SQL example 1 (with 2 bands):

SELECT RS_MakeEmptyRaster(2, 10, 10, 0.0, 0.0, 1.0) as raster

Output:

+--------------------------------------------+
|rs_makeemptyraster(2, 10, 10, 0.0, 0.0, 1.0)|
+--------------------------------------------+
|                        GridCoverage2D["g...|
+--------------------------------------------+

SQL example 1 (with 2 bands, scale, skew, and SRID):

SELECT RS_MakeEmptyRaster(2, 10, 10, 0.0, 0.0, 1.0, 1.0, 0.0, 0.0, 4326) as raster

Output:

+--------------------------------------------------------------+
|rs_makeemptyraster(2, 10, 10, 0.0, 0.0, 1.0, 1.0, 0.0, 0.0, 0)|
+--------------------------------------------------------------+
|                                          GridCoverage2D["g...|
+--------------------------------------------------------------+

Load GeoTiff to Array[Double] format

Warning

This function has been deprecated since v1.4.1. Please use RS_FromGeoTiff instead and binaryFile data source to read GeoTiff files.

The geotiff loader of Sedona is a Spark built-in data source. It can read a single geotiff image or a number of geotiff images into a DataFrame. Each geotiff is a row in the resulting DataFrame and stored in an array of Double type format.

Since: v1.1.0

Spark SQL example:

The input path could be a path to a single GeoTiff image or a directory of GeoTiff images. You can optionally append an option to drop invalid images. The geometry bound of each image is automatically loaded as a Sedona geometry and is transformed to WGS84 (EPSG:4326) reference system.

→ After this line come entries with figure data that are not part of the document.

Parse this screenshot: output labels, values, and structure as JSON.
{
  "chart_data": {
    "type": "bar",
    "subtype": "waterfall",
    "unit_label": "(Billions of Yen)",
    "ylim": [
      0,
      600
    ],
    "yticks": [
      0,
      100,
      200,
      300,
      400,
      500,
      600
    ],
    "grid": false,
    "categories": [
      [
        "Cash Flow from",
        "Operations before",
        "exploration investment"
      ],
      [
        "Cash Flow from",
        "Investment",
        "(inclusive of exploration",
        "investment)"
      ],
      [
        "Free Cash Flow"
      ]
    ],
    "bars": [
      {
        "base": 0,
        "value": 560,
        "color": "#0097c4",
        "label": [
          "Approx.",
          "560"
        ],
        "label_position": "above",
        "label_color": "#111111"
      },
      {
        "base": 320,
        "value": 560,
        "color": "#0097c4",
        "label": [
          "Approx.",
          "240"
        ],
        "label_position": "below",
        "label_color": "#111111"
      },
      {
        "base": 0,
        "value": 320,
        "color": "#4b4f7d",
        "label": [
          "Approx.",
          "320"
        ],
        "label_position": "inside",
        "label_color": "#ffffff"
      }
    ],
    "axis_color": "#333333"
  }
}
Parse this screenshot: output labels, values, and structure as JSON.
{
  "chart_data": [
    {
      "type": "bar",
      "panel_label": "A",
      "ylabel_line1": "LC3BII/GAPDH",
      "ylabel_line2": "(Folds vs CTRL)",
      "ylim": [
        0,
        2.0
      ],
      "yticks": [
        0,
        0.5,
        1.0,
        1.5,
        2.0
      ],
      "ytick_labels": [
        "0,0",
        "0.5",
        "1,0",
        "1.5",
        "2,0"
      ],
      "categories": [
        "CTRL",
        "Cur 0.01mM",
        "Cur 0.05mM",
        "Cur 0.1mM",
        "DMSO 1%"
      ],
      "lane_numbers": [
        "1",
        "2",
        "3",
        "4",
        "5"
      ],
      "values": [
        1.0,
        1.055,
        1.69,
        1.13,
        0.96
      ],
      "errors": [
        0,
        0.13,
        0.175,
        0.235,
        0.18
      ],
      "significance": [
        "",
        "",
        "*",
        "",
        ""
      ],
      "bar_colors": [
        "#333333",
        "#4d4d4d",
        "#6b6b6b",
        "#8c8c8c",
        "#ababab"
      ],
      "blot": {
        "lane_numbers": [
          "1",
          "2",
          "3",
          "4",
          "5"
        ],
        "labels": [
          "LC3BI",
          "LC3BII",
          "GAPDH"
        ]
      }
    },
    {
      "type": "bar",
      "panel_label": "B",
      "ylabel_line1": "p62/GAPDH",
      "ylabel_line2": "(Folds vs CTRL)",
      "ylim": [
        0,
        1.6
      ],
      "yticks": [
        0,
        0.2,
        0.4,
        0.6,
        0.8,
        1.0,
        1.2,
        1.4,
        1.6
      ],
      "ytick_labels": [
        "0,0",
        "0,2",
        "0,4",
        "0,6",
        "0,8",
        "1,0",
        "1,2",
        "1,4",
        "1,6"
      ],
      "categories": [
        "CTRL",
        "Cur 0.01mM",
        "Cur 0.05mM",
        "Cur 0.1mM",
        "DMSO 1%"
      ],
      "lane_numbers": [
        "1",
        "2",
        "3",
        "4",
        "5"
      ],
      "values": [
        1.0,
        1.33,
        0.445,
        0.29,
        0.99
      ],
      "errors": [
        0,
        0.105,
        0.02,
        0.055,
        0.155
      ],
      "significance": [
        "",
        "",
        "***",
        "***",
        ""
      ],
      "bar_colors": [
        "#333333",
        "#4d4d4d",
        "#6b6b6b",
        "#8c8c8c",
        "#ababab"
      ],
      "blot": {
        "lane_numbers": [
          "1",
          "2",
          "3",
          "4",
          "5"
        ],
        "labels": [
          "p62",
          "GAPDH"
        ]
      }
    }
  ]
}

var geotiffDF = sparkSession.read.format("geotiff").option("dropInvalid", true).load("YOUR_PATH")
geotiffDF.printSchema()

Output:

 |-- image: struct (nullable = true)
 |    |-- origin: string (nullable = true)
 |    |-- Geometry: string (nullable = true)
 |    |-- height: integer (nullable = true)
 |    |-- width: integer (nullable = true)
 |    |-- nBands: integer (nullable = true)
 |    |-- data: array (nullable = true)
 |    |    |-- element: double (containsNull = true)

There are three more optional parameters for reading GeoTiff:

 |-- readfromCRS: Coordinate reference system of the geometry coordinates representing the location of the Geotiff. An example value of readfromCRS is EPSG:4326.
 |-- readToCRS: If you want to transform the Geotiff location geometry coordinates to a different coordinate reference system, you can define the target coordinate reference system with this option.
 |-- disableErrorInCRS: (Default value false) => Indicates whether to ignore errors in CRS transformation.

An example with all GeoTiff read options:

var geotiffDF = sparkSession.read.format("geotiff").option("dropInvalid", true).option("readFromCRS", "EPSG:4499").option("readToCRS", "EPSG:4326").option("disableErrorInCRS", true).load("YOUR_PATH")
geotiffDF.printSchema()

Output:

 |-- image: struct (nullable = true)
 |    |-- origin: string (nullable = true)
 |    |-- Geometry: string (nullable = true)
 |    |-- height: integer (nullable = true)
 |    |-- width: integer (nullable = true)
 |    |-- nBands: integer (nullable = true)
 |    |-- data: array (nullable = true)
 |    |    |-- element: double (containsNull = true)

You can also select sub-attributes individually to construct a new DataFrame

geotiffDF = geotiffDF.selectExpr("image.origin as origin","ST_GeomFromWkt(image.geometry) as Geom", "image.height as height", "image.width as width", "image.data as data", "image.nBands as bands")
geotiffDF.createOrReplaceTempView("GeotiffDataframe")
geotiffDF.show()

Output:

+--------------------+--------------------+------+-----+--------------------+-----+
|              origin|                Geom|height|width|                data|bands|
+--------------------+--------------------+------+-----+--------------------+-----+
|file:///home/hp/D...|POLYGON ((-58.699...|    32|   32|[1058.0, 1039.0, ...|    4|
|file:///home/hp/D...|POLYGON ((-58.297...|    32|   32|[1258.0, 1298.0, ...|    4|
+--------------------+--------------------+------+-----+--------------------+-----+

RS_Array

Introduction: Create an array that is filled by the given value

Format: RS_Array(length:Int, value: Decimal)

Since: v1.1.0

Spark SQL example:

SELECT RS_Array(height * width, 0.0)

RS_GetBand

Introduction: Return a particular band from Geotiff Dataframe

The number of total bands can be obtained from the GeoTiff loader

Format: RS_GetBand (allBandValues: Array[Double], targetBand:Int, totalBands:Int)

Since: v1.1.0

Note

Index of targetBand starts from 1 (instead of 0). Index of the first band is 1.

Spark SQL example:

val BandDF = spark.sql("select RS_GetBand(data, 2, Band) as targetBand from GeotiffDataframe")
BandDF.show()

Output:

+--------------------+
|          targetBand|
+--------------------+
|[1058.0, 1039.0, ...|
|[1258.0, 1298.0, ...|
+--------------------+

Last update: June 14, 2023 04:27:38